Kaytor v. Electric Boat, No. 09-1859 (2d Cir. June 29, 2010); EEOC v. Baltimore County, No. 09-1688 (4th Cir. June 28, 2010); Thompson v. North American Stainless, LP, No. 09-291 (U.S. S. Ct. June 29, 2010)

| Jun 28, 2010 | Daily Developments in EEO Law |

Hats off to two U.S. court of appeals’ reversals of summary judgment this week (so far)! In the Second Circuit, a thorough opinion signed by Judge Kearse sends two Title VII claims for harassment and retaliation back for trial. The Fourth Circuit, in an unsigned non-precedential opinion, remands an EEOC case involving a benefits policy based on age. And the U.S. Supreme Court grants cert today in a Title VII case that presents an atypical retaliation scenario.

Kaytor v. Electric Boat, No. 09-1859 (2d Cir. June 29, 2010): A 33-year veteran of this employer contends that in her final years, she became the focus of too much unwanted attention by a manager (named McCarthy), then undergoing a divorce, who made uncomfortable remarks and leered at her.

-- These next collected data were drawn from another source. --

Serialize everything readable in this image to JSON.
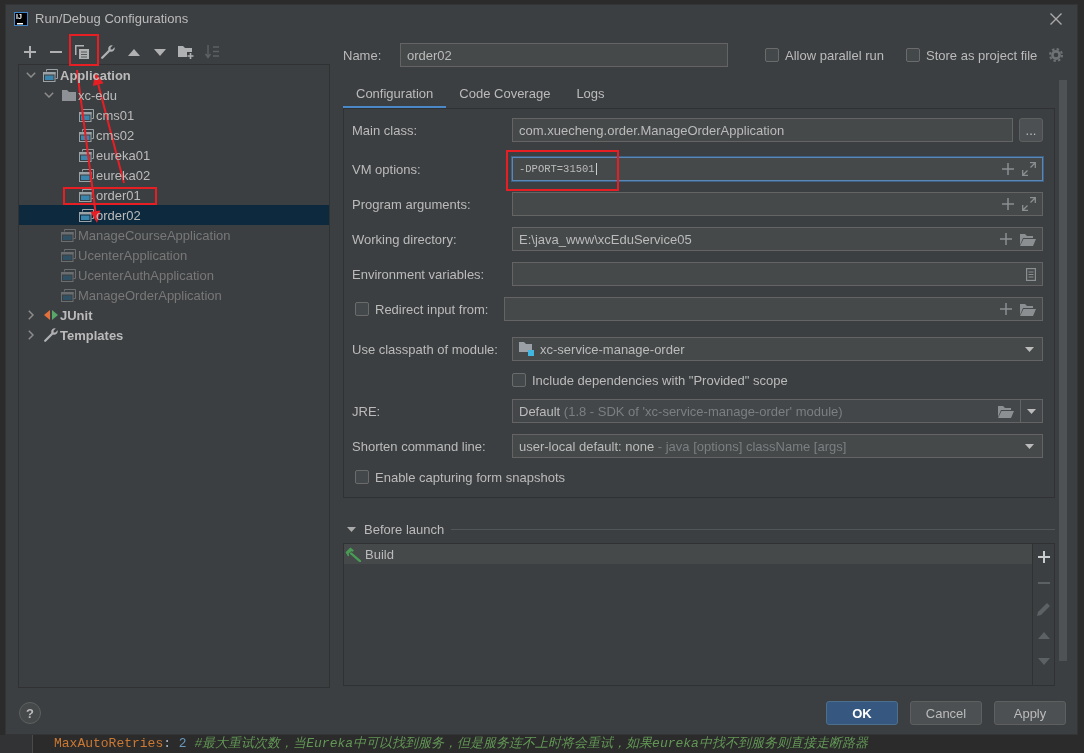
{
  "window": {
    "title": "Run/Debug Configurations",
    "logo": "IJ"
  },
  "toolbar": [
    {
      "kind": "add",
      "disabled": false
    },
    {
      "kind": "remove",
      "disabled": false
    },
    {
      "kind": "copy",
      "disabled": false
    },
    {
      "kind": "edit-defaults",
      "disabled": false
    },
    {
      "kind": "move-up",
      "disabled": false
    },
    {
      "kind": "move-down",
      "disabled": false
    },
    {
      "kind": "new-folder",
      "disabled": false
    },
    {
      "kind": "sort",
      "disabled": true
    }
  ],
  "tree": [
    {
      "label": "Application",
      "kind": "app-group",
      "expanded": true,
      "selected": false,
      "dimmed": false,
      "children": [
        {
          "label": "xc-edu",
          "kind": "folder",
          "expanded": true,
          "selected": false,
          "dimmed": false,
          "children": [
            {
              "label": "cms01",
              "kind": "config",
              "selected": false,
              "dimmed": false
            },
            {
              "label": "cms02",
              "kind": "config",
              "selected": false,
              "dimmed": false
            },
            {
              "label": "eureka01",
              "kind": "config",
              "selected": false,
              "dimmed": false
            },
            {
              "label": "eureka02",
              "kind": "config",
              "selected": false,
              "dimmed": false
            },
            {
              "label": "order01",
              "kind": "config",
              "selected": false,
              "dimmed": false
            },
            {
              "label": "order02",
              "kind": "config",
              "selected": true,
              "dimmed": false
            }
          ]
        },
        {
          "label": "ManageCourseApplication",
          "kind": "config",
          "selected": false,
          "dimmed": true
        },
        {
          "label": "UcenterApplication",
          "kind": "config",
          "selected": false,
          "dimmed": true
        },
        {
          "label": "UcenterAuthApplication",
          "kind": "config",
          "selected": false,
          "dimmed": true
        },
        {
          "label": "ManageOrderApplication",
          "kind": "config",
          "selected": false,
          "dimmed": true
        }
      ]
    },
    {
      "label": "JUnit",
      "kind": "test-group",
      "expanded": false,
      "selected": false,
      "dimmed": false
    },
    {
      "label": "Templates",
      "kind": "templates",
      "expanded": false,
      "selected": false,
      "dimmed": false
    }
  ],
  "name": {
    "label": "Name:",
    "value": "order02"
  },
  "options": [
    {
      "label": "Allow parallel run",
      "checked": false
    },
    {
      "label": "Store as project file",
      "checked": false
    }
  ],
  "tabs": [
    {
      "label": "Configuration",
      "selected": true
    },
    {
      "label": "Code Coverage",
      "selected": false
    },
    {
      "label": "Logs",
      "selected": false
    }
  ],
  "form": [
    {
      "kind": "class",
      "label": "Main class:",
      "value": "com.xuecheng.order.ManageOrderApplication",
      "focused": false,
      "button": "..."
    },
    {
      "kind": "options",
      "label": "VM options:",
      "value": "-DPORT=31501",
      "focused": true
    },
    {
      "kind": "options",
      "label": "Program arguments:",
      "focused": false
    },
    {
      "kind": "path",
      "label": "Working directory:",
      "value": "E:\\java_www\\xcEduService05",
      "focused": false
    },
    {
      "kind": "env",
      "label": "Environment variables:",
      "focused": false
    },
    {
      "kind": "redirect",
      "label": "Redirect input from:",
      "checked": false,
      "focused": false
    },
    {
      "kind": "module",
      "label": "Use classpath of module:",
      "value": "xc-service-manage-order"
    },
    {
      "kind": "option",
      "label": "Include dependencies with \"Provided\" scope",
      "checked": false
    },
    {
      "kind": "jre",
      "label": "JRE:",
      "value": "Default",
      "hint": "(1.8 - SDK of 'xc-service-manage-order' module)"
    },
    {
      "kind": "select",
      "label": "Shorten command line:",
      "value": "user-local default: none",
      "hint": "- java [options] className [args]"
    },
    {
      "kind": "checkbox",
      "label": "Enable capturing form snapshots",
      "checked": false
    }
  ],
  "before_launch": {
    "title": "Before launch",
    "expanded": true,
    "tasks": [
      {
        "label": "Build",
        "selected": true
      }
    ],
    "tools": [
      {
        "kind": "add",
        "disabled": false
      },
      {
        "kind": "remove",
        "disabled": true
      },
      {
        "kind": "edit",
        "disabled": true
      },
      {
        "kind": "move-up",
        "disabled": true
      },
      {
        "kind": "move-down",
        "disabled": true
      }
    ]
  },
  "help_button": {
    "label": "?"
  },
  "buttons": [
    {
      "label": "OK",
      "kind": "primary"
    },
    {
      "label": "Cancel",
      "kind": "secondary"
    },
    {
      "label": "Apply",
      "kind": "secondary"
    }
  ],
  "editor_behind": {
    "tokens": [
      {
        "kind": "key",
        "text": "MaxAutoRetries"
      },
      {
        "kind": "punct",
        "text": ":"
      },
      {
        "kind": "number",
        "text": "2"
      },
      {
        "kind": "comment",
        "text": "#最大重试次数，当Eureka中可以找到服务，但是服务连不上时将会重试，如果eureka中找不到服务则直接走断路器"
      }
    ]
  }
}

“Although he never touched Kaytor in a violent or sexual way, never asked her for sex, and never asked her out on a date, in 2004 McCarthy began making inappropriate comments to her and engaging in sexually suggestive behavior. Although he frequently made fun of women, especially of their weight, and made comments about their bodies, McCarthy paid Kaytor compliments on her clothing and told her she looked good for a woman her age. Some of his comments were not in and of themselves offensive, but on many occasions Kaytor perceived McCarthy to be staring at her body and leering at her . . . ” [record citations omitted].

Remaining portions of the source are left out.